Total amount you can rob = 2 + 9 + 1 = 12.
題意:你是一個專業的小偷,計划偷竊沿街的房屋。每間房內都藏有一定的現金,影響你偷竊的唯一制約因素就是相鄰的房屋裝有相互連通的防盜系統,如果兩間相鄰的房屋在同一晚上被小偷闖入,系統會自動報警。給定一個代表每個房屋存放金額的非負整數數組,計算你在不觸動警報裝置的情況下,能夠偷竊到的最高金額。
解題思路:
本題實際就是典型的動態規划問題,沿街的房屋依次決定每一家偷還是不偷為一個階段,用dp[i]表示前i家獲取的最高金額,第i階段的決策就是兩種:偷、不偷。則不難寫出以下狀態轉移方程:
dp[i]=max(dp[i-1],dp[i-2]+nums[i])
從以上的遞推公式可以看出,第i個狀態只和i-1和i-2兩個狀態有關,因此,也可以省略掉數組,只維護兩個變量即可。
//解法一:動態規划(數組)
class Solution {
public int rob(int[] nums) {
//典型的動態規划問題,dp[i]=max(dp[i-1],dp[i-2]+nums[i])
//每個階段確定一家偷還是不偷,所以決策就是偷和不偷兩種
if(nums==null || nums.length==0)
return 0;
int len=nums.length;
int[] res=new int[len+1];
res[0]=0;
res[1]=nums[0];
for(int i=2;i<=len;i++){
res[i]=Math.max(res[i-1],res[i-2]+nums[i-1]); //狀態轉移
}
return res[len];
}
}
//解法二:動態規划(維護兩個變量)
class Solution {
public int rob(int[] nums) {
//dp[i]表示前i家可以得到的最高金額,dp[i]=Max(dp[i-1],dp[i-2]+nums[i])
if(nums==null || nums.length==0)
return 0;
int first=0,second=0,res=0;
for(int i=0;i<nums.length;i++){
res=Math.max(first+nums[i],second);
first=second;
second=res;
}
return res;
}
}
(二)打家劫舍 II
題目等級:213、House Robber II(Medium)
題目描述:
You are a professional robber planning to rob houses along a street. Each house has a certain amount of money stashed. All houses at this place are arranged in a circle. That means the first house is the neighbor of the last one. Meanwhile, adjacent houses have security system connected and it will automatically contact the police if two adjacent houses were broken into on the same night.

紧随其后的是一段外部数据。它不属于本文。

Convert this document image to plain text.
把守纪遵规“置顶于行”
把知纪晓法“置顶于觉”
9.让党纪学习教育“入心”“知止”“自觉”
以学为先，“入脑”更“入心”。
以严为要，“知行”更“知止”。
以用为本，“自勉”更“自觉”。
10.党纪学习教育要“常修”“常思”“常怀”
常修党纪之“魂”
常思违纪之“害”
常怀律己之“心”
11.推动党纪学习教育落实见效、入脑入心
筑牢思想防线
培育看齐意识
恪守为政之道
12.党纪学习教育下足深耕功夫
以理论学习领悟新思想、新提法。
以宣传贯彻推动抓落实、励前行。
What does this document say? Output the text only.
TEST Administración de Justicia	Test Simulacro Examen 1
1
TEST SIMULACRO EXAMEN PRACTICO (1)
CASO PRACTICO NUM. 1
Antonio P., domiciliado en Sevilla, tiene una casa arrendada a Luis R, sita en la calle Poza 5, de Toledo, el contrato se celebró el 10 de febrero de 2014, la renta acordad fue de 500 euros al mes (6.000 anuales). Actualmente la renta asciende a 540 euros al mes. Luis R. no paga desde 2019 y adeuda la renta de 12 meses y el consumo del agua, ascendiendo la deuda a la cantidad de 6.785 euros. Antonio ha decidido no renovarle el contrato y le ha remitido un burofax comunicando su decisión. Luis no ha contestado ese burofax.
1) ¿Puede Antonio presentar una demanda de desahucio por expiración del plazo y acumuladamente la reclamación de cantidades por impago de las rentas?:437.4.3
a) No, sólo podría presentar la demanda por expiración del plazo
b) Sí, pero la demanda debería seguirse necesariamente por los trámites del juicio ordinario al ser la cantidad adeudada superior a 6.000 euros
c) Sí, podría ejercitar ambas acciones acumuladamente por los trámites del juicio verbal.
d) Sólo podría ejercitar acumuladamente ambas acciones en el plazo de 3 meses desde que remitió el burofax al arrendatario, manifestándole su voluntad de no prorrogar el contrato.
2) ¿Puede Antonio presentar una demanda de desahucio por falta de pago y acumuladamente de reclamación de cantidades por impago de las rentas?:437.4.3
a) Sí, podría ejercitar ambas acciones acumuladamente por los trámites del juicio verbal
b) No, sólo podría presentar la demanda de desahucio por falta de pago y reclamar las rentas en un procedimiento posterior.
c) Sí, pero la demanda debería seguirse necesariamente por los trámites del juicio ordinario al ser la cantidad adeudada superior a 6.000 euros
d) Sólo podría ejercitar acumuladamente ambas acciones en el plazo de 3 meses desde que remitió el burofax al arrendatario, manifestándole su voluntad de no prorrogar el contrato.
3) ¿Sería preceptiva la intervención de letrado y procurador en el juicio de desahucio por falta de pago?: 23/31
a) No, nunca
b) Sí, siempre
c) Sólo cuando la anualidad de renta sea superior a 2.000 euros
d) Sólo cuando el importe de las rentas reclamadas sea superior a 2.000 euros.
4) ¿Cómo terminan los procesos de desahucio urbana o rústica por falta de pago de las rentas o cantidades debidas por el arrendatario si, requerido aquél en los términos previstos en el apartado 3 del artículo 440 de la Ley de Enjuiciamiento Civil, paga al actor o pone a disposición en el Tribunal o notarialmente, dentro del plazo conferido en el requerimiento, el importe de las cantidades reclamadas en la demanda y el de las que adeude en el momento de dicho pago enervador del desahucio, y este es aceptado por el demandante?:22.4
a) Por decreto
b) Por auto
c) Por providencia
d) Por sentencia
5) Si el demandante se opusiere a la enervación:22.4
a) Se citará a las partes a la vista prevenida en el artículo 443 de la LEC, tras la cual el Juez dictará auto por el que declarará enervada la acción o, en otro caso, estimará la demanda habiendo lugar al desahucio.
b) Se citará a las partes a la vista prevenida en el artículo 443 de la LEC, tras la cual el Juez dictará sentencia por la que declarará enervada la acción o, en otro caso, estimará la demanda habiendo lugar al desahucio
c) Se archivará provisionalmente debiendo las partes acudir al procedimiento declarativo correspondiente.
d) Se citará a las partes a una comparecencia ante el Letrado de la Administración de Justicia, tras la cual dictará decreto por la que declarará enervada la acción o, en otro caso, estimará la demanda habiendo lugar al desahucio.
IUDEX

Given a list of non-negative integers representing the amount of money of each house, determine the maximum amount of money you can rob tonight without alerting the police.
Example 1:
Input: [2,3,2]
Output: 3
Explanation: You cannot rob house 1 (money = 2) and then rob house 3 (money = 2),
because they are adjacent houses.
Example 2:
Input: [1,2,3,1]
Output: 4
Explanation: Rob house 1 (money = 1) and then rob house 3 (money = 3).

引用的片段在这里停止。